If one wishes to generalize research findings to target populations, it is appropriate to outline a sampling frame and select instances so that the sample is representative of the population to which one wishes to generalize within known limits of sampling error. Procedures for how to do this can be found in textbooks on sampling theory. Often, the most representative samples will be those that have been selected randomly from the population of interest. This method of random sampling for representativeness requires considerable resources and is often associated with large-scale studies. After participants have been randomly selected from the population, participants can then be randomly assigned to experimental groups.
Another method for increasing external validity involves sampling for heterogeneity. This method requires explicitly defining target categories of persons, settings, and time frames to ensure that a broad range of instances from within each category is represented in the design of the study. For example, an educational researcher interested in testing the effects of a mathematics intervention might design the study to include boys and girls from both public and private schools located in small rural towns and large metropolitan cities. The objective would then be to test whether the intervention has the same effect in all categories (e.g., whether the mathematics intervention leads to the same effect in boys and girls, public and private schools, and rural and metropolitan areas). Testing for the effect in each of the categories requires a sufficiently large sample size in each of the categories. Deliberate sampling for heterogeneity does not require random sampling at any stage in the design, so it is usually viable to implement in cases where investigators are limited by resources and in their access to participants. However, deliberate sampling does not allow one to generalize from the sample to any formally specified population. What deliberate sampling does allow one to conclude is that an effect has or has not been obtained within a specific range of categories of persons, settings, and times. In other words, one can claim that “in at least one sample of boys and girls, the mathematics intervention had the effect of increasing test scores.”

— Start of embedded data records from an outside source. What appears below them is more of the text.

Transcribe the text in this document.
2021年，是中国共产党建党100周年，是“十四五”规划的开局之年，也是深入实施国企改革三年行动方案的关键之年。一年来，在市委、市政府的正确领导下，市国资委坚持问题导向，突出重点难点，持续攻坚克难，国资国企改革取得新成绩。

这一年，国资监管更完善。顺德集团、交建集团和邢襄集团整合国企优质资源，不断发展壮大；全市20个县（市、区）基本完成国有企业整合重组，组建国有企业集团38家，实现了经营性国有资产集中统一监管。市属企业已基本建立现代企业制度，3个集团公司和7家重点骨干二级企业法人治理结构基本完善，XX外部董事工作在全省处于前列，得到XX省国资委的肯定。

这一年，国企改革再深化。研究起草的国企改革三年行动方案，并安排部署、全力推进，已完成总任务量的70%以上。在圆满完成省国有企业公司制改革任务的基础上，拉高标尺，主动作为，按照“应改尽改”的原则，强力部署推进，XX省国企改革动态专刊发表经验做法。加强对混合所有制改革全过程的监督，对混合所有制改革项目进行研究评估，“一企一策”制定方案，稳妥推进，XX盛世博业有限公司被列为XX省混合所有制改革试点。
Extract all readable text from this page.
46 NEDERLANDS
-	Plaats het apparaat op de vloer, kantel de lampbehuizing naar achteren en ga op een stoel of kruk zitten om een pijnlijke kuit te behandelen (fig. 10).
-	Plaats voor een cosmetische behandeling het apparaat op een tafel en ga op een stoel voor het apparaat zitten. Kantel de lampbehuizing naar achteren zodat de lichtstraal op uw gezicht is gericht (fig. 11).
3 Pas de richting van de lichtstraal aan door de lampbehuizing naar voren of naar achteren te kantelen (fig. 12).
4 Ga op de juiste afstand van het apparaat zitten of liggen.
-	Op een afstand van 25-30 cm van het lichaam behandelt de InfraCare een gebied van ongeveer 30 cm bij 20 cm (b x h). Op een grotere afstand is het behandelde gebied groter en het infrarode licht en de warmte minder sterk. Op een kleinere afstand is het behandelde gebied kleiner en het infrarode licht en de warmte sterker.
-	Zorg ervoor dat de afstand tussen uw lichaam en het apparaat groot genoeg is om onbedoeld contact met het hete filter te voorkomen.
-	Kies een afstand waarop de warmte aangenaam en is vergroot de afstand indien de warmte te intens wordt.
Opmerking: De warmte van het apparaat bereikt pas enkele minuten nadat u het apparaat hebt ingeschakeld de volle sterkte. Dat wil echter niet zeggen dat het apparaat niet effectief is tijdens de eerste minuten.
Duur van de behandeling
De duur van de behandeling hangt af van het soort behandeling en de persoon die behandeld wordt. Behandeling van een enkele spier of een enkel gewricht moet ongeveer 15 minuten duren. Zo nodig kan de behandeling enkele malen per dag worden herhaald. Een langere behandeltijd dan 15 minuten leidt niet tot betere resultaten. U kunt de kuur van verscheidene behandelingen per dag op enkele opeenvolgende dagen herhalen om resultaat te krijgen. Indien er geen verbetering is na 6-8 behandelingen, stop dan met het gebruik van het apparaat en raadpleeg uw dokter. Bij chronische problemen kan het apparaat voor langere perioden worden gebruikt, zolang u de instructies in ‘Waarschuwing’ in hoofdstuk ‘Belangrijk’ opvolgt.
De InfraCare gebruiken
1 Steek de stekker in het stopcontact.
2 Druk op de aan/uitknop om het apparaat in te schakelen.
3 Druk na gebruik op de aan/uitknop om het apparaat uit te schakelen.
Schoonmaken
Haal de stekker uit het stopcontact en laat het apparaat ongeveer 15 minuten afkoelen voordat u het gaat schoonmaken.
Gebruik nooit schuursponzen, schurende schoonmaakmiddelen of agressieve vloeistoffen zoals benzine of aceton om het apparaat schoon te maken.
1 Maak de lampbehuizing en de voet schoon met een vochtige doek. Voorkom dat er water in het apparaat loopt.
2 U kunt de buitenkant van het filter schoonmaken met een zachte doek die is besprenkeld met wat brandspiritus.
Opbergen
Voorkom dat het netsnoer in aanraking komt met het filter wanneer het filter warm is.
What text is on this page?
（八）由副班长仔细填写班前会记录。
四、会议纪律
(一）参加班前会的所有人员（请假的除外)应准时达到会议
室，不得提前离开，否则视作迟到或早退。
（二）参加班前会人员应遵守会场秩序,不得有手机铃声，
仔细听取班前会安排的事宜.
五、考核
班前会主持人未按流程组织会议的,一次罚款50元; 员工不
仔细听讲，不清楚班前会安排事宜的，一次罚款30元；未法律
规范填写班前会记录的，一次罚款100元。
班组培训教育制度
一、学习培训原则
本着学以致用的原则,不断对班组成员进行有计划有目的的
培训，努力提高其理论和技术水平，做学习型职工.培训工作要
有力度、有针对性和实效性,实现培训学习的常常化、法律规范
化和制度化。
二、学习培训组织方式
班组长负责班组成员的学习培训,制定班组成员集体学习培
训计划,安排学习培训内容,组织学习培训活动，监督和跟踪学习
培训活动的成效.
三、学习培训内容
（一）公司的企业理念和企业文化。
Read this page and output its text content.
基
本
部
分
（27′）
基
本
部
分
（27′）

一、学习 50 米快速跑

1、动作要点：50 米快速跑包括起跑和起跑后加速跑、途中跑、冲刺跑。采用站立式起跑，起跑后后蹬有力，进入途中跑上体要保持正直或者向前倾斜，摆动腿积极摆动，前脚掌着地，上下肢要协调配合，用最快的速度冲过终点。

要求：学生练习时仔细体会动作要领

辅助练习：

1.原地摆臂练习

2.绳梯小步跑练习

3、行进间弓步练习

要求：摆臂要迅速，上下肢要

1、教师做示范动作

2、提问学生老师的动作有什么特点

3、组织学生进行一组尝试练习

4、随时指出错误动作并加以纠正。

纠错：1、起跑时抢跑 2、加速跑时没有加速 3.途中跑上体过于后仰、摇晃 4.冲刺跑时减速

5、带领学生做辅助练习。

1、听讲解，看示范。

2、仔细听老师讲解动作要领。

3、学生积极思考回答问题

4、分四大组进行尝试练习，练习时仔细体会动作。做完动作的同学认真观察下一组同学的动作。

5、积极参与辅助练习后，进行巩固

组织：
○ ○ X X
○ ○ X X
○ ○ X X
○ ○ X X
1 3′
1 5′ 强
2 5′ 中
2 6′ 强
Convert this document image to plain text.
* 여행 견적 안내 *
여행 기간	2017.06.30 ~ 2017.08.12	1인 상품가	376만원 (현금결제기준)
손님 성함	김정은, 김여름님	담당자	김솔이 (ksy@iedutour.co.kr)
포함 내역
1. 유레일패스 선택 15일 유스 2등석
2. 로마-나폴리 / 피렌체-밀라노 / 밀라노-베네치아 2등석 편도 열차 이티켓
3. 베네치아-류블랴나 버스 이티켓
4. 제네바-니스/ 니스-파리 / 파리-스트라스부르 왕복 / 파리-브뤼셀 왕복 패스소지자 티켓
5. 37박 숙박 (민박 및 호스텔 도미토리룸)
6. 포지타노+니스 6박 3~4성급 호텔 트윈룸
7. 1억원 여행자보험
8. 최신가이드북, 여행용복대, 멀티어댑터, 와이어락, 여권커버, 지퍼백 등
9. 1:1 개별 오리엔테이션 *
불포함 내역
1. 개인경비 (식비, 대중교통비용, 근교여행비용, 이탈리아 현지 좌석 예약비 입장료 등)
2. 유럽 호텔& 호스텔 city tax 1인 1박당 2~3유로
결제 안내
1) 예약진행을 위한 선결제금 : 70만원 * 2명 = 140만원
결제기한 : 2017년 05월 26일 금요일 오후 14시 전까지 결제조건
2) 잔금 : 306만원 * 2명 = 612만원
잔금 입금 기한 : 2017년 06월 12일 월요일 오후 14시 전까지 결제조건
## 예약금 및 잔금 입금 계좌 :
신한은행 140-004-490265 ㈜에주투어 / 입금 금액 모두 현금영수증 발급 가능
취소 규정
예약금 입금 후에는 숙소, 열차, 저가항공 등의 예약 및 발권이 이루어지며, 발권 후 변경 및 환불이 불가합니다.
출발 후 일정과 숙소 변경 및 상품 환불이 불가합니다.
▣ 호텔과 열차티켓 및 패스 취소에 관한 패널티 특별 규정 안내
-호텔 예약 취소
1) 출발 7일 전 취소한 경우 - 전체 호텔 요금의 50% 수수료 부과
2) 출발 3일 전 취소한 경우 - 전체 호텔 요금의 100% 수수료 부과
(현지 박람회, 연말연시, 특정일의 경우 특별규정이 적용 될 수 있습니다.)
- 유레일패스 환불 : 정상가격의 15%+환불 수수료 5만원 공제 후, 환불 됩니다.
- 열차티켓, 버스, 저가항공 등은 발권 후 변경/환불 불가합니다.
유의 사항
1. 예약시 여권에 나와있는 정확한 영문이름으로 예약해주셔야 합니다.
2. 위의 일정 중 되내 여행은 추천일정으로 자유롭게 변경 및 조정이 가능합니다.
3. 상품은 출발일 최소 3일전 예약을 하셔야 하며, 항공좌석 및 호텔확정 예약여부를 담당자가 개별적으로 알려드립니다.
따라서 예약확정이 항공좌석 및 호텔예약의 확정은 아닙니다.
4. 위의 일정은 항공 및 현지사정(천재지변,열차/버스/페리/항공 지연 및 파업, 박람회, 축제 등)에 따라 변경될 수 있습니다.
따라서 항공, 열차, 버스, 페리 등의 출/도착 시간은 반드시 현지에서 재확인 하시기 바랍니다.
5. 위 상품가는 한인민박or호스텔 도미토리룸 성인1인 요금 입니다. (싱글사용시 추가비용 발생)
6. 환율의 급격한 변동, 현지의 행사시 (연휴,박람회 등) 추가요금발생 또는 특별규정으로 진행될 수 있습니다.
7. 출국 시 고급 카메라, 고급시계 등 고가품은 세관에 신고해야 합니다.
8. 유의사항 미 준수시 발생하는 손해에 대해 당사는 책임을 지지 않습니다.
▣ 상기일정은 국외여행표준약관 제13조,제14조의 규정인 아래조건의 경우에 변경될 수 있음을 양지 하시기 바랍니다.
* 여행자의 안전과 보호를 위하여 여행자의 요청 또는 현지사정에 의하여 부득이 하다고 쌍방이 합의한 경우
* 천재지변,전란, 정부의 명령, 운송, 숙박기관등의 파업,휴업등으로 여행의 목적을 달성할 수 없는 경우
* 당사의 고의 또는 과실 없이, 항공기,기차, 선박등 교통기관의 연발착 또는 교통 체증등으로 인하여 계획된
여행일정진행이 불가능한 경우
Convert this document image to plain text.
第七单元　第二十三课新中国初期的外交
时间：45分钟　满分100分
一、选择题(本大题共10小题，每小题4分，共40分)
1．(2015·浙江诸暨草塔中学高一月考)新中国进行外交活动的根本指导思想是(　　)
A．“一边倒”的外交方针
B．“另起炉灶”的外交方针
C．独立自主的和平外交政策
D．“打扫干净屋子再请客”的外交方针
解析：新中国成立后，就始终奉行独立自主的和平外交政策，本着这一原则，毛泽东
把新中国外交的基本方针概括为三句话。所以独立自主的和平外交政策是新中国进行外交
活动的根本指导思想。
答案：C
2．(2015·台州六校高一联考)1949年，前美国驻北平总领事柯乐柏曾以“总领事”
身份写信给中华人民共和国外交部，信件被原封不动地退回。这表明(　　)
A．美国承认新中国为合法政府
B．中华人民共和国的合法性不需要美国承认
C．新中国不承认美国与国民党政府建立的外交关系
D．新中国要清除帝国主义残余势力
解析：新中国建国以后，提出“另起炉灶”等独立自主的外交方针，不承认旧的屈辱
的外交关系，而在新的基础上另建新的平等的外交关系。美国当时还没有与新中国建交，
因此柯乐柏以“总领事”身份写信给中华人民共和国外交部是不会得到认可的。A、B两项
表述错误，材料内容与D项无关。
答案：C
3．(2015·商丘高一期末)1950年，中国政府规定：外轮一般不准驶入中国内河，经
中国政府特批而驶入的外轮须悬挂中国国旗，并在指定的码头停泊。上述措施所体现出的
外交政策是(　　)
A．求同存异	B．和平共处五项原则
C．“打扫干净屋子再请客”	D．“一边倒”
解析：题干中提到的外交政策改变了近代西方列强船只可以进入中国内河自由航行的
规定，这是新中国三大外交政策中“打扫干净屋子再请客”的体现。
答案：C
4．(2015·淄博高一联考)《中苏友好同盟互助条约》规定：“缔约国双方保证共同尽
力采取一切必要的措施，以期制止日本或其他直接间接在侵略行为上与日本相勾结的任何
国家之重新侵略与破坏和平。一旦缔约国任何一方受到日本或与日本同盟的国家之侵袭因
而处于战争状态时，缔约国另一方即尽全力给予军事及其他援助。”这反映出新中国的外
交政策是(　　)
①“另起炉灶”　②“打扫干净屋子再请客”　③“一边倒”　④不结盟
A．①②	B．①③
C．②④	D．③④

There are other methods to increase external validity, such as the impressionistic modal instance model, where the investigator samples purposively for specific types of instances. Using this method, the investigator specifies the category of person, setting, or time to which he or she wants to generalize and then selects an instance of each category that is impressionistically similar to the category mode. This method of selecting instances is most often used in consulting or project evaluation work where broad generalizations are not required. The most powerful method for generalizing research findings, especially if the generalization is to a target population, is random sampling for representativeness. The next most powerful method is random sampling for heterogeneity, with the method of impressionistic modal instance being the least powerful. The power of the model decreases as the natural assortment of individuals in the sample dwindles. However, practical concerns may prevent an investigator from using the most powerful method.